As the last day of preschool approaches, I'm filled with a bevy of emotions. I'm nostalgic for the two little boys I saw off to preschool last September who have suddenly lost their baby cheeks and who can now read and add numbers. I'm excited for a fun-filled summer packed with adventure, popsicles, and lazy afternoons. And I'm terrified as I realize my kids have zero scheduled activities for the next two months.
These emotions may contradict each other, but let's be honest—the last day of school is a crazy time for moms. I know I'm not the only one with these thoughts on the last day of school:
You know, the ones where you are fighting with your kids about what to wear, slap on some makeup (if you can call it that), throw your hair into a messy bun, and grab something that resembles food and coffee while reminding your kids 8 times that you are late and they have to put on their shoes. Those mornings. Those are done for the next two months. Woohoo!
Well, you saw this coming. If you can relate to those mornings, you know what it feels like to be late for school. I am an on-time type of person, so I will not miss the walk of shame through the front door past the main office, mumbling excuses like, "Hubby's out of town."
I share the daily haul to school with my nanny, but those drop-offs and pickups become, well, a lot. So peace out, preschool drop-off. See you in September.
If you are anything like me, somehow as soon as a new school year begins, my calendar starts looking like a cupcake with too many sprinkles. Maybe I overeagerly sign up for too many committees and volunteer days that first month of school. It all sounds great in theory, but the amount of commitments that come along with having school-aged kids is other level. Then multiply that by the number of kids you have. Between mom's nights out, school socials, being snack mom, room mom, and simply arranging playdates, I feel busier than a New York socialite.
It's why we all love The Weekend, right? (Not him, he's cool too, but the actual weekend). Weekends feel unstructured. Sure, there's the occasional birthday party, baseball practice or dance recital, but usually, weekends are what we make of them. That's summer to me. Summer can be unstructured, lazy, cuddly, and slow. A "get out of bed at 9 a.m. and play in our backyard with no shoes, clothing optional, sipping lemonade" pace. Yesss.
I signed up for all those school activities for a reason. I love my kids' friends and their families! I love that school forces us to see each other daily, even for quick interactions at drop-off or pickup. I love mom's nights out and school socials and even going to read a book in my son's class (maybe because I swoop in, read, and swoop out till 3 p.m.). Either way, as summer ticks on, I really look forward to that sign-up day in September.

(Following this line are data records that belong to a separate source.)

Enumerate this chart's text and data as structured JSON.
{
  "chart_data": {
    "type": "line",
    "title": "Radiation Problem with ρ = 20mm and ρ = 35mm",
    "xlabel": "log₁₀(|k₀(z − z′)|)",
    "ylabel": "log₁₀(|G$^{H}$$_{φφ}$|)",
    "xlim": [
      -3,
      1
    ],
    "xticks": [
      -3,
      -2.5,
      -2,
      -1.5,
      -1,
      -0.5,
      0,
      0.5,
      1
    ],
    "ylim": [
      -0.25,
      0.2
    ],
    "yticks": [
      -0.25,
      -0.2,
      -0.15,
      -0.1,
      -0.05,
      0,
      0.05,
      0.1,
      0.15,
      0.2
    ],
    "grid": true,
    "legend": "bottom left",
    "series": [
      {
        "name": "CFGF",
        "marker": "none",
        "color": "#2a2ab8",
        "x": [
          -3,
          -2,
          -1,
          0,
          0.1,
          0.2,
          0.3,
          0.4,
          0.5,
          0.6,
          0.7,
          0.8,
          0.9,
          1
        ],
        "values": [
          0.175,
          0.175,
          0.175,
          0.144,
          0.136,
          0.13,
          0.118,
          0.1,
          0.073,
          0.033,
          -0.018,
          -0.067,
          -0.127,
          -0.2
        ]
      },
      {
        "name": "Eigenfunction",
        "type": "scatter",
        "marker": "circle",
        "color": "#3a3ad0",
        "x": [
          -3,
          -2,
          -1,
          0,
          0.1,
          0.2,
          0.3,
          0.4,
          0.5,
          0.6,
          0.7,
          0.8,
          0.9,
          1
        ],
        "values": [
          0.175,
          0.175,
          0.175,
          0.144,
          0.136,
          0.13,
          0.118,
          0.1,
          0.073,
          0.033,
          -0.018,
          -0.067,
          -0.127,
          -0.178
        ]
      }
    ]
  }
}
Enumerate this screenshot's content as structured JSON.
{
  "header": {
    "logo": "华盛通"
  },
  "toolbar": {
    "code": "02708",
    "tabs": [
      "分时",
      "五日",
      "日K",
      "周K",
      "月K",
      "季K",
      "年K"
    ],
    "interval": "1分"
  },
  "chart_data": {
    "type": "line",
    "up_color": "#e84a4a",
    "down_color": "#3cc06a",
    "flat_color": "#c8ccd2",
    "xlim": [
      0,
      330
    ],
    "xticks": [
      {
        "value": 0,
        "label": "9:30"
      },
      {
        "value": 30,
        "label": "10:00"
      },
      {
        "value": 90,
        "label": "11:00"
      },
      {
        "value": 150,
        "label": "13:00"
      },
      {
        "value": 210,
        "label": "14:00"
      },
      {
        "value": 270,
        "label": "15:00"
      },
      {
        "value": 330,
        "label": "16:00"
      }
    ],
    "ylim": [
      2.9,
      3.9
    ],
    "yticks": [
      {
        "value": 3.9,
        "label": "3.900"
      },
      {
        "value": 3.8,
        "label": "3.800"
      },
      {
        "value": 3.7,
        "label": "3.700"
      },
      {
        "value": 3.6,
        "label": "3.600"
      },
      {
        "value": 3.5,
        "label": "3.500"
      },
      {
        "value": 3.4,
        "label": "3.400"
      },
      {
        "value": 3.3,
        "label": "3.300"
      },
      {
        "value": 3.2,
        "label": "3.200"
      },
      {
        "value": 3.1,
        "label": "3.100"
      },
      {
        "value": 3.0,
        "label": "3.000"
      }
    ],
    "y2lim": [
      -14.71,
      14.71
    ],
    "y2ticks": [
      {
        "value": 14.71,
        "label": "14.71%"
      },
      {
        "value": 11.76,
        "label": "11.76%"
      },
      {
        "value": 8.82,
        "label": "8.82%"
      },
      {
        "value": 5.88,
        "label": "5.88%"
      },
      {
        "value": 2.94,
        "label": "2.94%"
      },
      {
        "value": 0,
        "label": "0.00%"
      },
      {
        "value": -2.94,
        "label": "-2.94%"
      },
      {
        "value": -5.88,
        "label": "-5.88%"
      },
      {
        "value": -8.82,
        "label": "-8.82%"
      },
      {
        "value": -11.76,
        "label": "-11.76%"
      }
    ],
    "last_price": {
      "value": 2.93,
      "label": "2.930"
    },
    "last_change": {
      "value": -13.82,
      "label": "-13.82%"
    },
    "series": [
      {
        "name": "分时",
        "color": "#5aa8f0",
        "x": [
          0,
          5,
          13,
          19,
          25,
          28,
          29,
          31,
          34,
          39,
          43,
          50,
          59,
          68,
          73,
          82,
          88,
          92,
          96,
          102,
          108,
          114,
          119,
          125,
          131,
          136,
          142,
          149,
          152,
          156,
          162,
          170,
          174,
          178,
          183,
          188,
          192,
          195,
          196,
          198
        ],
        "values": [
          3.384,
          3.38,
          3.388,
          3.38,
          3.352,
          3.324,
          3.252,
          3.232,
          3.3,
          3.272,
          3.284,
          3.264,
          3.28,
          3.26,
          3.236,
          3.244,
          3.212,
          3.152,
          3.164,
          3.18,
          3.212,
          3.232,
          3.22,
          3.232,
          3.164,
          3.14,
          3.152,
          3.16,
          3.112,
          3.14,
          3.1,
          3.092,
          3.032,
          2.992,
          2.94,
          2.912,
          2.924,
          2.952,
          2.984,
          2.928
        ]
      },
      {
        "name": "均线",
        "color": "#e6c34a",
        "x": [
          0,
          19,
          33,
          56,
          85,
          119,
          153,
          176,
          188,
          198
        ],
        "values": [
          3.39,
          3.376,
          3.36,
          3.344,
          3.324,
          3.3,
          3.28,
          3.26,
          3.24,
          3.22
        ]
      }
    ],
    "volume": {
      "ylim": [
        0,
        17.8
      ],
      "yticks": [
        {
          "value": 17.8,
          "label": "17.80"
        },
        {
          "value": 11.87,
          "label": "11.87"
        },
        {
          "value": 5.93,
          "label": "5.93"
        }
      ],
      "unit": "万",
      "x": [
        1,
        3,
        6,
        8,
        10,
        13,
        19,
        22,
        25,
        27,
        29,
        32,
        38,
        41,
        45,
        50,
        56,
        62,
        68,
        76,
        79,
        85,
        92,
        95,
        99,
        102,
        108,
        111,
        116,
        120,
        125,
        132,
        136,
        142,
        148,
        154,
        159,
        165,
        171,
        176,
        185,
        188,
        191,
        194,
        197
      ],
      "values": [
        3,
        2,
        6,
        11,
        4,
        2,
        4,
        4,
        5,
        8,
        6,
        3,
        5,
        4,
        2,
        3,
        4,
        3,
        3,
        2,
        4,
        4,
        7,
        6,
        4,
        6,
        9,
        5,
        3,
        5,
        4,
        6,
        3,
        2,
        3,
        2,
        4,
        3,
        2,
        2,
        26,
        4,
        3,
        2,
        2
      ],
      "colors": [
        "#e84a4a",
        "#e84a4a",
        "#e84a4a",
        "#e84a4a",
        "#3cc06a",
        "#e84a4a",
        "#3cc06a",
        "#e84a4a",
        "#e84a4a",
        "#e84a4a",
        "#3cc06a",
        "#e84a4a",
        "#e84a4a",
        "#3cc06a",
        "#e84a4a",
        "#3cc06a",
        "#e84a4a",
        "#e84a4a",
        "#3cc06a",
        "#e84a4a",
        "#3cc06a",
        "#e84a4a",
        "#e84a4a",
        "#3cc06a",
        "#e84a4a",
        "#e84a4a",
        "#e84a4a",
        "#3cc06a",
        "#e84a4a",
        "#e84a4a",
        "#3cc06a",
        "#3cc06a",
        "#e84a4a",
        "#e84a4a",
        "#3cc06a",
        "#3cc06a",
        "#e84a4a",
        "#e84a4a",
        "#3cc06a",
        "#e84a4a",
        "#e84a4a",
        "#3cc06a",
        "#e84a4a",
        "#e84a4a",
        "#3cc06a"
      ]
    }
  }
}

Once reality sets in and we've gotten a few of the easy breezy days under our belt, I quickly realize I'm no replacement for teachers, friends, a playground, and structure. Oh yeah, that.

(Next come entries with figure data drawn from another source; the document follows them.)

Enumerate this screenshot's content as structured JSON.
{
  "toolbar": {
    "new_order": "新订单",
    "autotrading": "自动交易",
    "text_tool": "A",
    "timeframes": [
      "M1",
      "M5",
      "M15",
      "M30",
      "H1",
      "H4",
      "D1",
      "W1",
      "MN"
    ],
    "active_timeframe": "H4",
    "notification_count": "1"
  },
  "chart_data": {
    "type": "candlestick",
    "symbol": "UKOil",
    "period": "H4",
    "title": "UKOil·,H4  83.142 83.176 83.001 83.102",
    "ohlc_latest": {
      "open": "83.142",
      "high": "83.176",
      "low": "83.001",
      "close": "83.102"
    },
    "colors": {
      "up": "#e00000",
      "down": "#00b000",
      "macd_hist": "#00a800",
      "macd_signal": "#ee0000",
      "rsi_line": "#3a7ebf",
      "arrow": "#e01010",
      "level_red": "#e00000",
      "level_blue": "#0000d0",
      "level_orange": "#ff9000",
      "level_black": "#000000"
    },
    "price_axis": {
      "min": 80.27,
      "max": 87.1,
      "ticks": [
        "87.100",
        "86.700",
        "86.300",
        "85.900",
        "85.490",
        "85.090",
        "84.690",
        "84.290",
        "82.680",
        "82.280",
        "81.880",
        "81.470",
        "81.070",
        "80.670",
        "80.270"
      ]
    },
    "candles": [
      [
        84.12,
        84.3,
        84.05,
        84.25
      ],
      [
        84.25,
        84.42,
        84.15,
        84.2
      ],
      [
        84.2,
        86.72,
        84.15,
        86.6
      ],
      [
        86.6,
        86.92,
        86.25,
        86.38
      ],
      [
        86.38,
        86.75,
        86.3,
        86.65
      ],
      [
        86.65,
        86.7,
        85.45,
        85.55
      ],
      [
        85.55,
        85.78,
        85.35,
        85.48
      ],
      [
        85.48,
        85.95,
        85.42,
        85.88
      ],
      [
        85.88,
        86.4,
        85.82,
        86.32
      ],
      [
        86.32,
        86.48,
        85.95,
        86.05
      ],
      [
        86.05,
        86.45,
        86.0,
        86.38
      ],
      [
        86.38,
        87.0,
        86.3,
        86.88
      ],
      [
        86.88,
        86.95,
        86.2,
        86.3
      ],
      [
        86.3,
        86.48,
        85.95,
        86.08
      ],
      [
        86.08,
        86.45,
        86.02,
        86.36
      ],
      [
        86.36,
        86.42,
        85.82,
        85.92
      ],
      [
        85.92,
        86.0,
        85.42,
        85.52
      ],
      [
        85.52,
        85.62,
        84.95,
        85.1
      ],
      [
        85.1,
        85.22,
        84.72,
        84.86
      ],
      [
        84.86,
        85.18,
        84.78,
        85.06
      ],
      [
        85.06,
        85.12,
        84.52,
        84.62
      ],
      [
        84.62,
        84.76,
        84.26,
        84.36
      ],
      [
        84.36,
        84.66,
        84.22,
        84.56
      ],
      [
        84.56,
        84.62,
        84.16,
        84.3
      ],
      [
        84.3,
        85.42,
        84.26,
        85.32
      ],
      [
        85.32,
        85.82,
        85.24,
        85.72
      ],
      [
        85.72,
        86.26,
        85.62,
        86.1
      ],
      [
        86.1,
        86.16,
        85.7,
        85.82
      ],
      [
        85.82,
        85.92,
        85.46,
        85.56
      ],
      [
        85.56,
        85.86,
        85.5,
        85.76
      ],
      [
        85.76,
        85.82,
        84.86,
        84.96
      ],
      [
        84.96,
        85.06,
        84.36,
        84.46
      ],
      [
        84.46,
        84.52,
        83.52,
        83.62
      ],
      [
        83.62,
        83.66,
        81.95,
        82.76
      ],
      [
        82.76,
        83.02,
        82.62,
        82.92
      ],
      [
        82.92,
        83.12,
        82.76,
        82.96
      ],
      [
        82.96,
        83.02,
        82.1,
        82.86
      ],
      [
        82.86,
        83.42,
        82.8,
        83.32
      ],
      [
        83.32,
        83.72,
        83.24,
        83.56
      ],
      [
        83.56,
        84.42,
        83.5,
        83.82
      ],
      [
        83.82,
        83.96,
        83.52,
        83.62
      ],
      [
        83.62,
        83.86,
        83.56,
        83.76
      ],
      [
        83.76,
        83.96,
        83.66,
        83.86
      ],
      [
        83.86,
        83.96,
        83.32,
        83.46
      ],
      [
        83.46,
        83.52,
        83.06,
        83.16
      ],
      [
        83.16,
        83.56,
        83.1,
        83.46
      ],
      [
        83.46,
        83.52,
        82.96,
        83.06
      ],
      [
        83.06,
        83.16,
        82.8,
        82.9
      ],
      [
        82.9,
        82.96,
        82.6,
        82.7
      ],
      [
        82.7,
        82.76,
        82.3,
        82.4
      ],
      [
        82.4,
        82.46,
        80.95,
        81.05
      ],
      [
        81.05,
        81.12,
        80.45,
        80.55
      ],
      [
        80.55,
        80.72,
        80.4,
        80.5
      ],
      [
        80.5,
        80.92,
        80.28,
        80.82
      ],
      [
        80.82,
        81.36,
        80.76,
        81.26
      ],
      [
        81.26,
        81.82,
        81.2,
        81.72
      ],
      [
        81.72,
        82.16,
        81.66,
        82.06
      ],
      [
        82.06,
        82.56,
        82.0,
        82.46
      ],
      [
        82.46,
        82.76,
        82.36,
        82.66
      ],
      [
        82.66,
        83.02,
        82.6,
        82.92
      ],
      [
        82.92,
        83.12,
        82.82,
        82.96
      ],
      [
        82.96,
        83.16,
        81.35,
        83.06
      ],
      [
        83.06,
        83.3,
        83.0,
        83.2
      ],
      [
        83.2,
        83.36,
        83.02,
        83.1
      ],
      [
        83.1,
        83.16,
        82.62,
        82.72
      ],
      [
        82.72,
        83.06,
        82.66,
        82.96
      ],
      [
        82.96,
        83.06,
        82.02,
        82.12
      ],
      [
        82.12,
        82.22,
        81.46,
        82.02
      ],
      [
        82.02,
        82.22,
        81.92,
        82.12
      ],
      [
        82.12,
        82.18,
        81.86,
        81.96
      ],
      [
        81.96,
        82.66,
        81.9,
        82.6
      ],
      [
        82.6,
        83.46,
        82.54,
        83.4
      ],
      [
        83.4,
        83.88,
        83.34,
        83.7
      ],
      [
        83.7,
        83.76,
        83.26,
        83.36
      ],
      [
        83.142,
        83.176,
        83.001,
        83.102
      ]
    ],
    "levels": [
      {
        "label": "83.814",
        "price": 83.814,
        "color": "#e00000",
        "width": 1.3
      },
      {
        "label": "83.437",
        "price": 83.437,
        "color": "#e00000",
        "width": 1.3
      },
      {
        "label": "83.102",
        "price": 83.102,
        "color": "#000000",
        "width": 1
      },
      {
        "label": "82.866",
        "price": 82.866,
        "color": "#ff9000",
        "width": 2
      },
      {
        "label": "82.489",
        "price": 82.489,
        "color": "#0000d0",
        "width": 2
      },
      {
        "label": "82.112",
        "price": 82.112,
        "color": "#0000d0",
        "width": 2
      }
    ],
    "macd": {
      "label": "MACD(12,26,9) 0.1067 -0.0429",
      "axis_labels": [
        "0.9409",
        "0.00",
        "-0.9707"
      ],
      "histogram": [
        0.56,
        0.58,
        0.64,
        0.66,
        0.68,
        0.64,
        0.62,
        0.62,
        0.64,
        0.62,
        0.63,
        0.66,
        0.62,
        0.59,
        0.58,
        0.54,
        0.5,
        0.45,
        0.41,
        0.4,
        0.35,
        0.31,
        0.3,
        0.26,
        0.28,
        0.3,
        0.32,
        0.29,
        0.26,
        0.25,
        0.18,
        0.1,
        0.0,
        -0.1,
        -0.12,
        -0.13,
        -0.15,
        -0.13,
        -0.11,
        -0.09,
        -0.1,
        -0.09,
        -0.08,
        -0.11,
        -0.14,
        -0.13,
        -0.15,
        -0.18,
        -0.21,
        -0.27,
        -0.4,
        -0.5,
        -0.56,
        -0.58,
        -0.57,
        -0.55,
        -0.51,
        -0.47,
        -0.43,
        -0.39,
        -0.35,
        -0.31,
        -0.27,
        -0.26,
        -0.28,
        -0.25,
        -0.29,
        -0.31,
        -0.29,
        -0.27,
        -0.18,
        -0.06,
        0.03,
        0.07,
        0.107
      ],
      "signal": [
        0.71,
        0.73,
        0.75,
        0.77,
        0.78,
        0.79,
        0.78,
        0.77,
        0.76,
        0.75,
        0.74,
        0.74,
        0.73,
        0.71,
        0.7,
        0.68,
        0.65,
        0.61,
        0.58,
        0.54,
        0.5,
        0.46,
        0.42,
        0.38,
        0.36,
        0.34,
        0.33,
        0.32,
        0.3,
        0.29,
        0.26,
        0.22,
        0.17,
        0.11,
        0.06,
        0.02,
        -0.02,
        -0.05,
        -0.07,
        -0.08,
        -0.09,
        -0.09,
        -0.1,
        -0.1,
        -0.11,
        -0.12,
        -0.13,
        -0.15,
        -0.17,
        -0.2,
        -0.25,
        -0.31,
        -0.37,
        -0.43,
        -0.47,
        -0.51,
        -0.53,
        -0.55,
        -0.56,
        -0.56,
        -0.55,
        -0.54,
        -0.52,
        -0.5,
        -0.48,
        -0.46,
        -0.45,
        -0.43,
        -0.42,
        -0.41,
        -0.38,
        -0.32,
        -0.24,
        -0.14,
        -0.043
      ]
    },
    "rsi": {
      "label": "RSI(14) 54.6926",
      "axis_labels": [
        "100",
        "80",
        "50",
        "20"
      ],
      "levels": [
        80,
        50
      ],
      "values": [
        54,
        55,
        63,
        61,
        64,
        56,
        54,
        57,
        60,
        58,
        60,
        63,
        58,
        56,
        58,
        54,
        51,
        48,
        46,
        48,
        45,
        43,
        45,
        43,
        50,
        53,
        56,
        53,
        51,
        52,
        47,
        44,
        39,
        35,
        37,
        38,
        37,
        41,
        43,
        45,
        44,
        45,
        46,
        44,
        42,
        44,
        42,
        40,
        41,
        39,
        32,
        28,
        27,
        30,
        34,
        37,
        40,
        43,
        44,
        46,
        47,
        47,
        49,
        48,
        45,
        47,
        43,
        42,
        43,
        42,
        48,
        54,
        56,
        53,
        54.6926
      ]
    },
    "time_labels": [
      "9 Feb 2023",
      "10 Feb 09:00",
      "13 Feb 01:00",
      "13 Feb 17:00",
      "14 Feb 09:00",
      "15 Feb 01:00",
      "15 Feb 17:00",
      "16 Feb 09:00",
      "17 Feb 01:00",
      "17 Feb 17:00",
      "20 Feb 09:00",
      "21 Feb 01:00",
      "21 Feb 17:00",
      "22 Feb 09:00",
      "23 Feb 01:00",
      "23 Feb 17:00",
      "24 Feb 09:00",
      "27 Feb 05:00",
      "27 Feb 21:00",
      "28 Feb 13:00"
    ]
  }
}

My sweet, sometimes first-time-listening kiddos become little rule-bending, tantrum-throwing maniacs after about a week with no school. They want to eat chips for breakfast, they get bored and tell me how boring everything is, and they fight. With each other, with me. It's really fun. Cue my wine bottle popping at 4 p.m.
Yes, I said grid. I make a piecemeal schedule of half-day city camps, beach camps, sports camps. It all gets super confusing because my kids go to different camps on different days with different friends and at different times. Oh, and usually in opposite directions. I'm stressed just thinking about it.
The end of the school year triggers the sentimental part of my brain. The part that makes me burst into tears when Facebook pulls up a baby picture of my 5-year-old. I remember how small they seemed in September when I took that picture of them outside our front door, side by side, shoulders touching and holding makeshift signs saying how tall they are and what class they are entering. When June comes around, I know my boys are one year closer to not needing me. And that makes tears spring to my eyes and reminds me to cherish the crazy days, the lazy days and the "I can't handle today" days. Because I know all these days are fleeting. And I will hold onto all of them, awkwardly at times, as long as I can.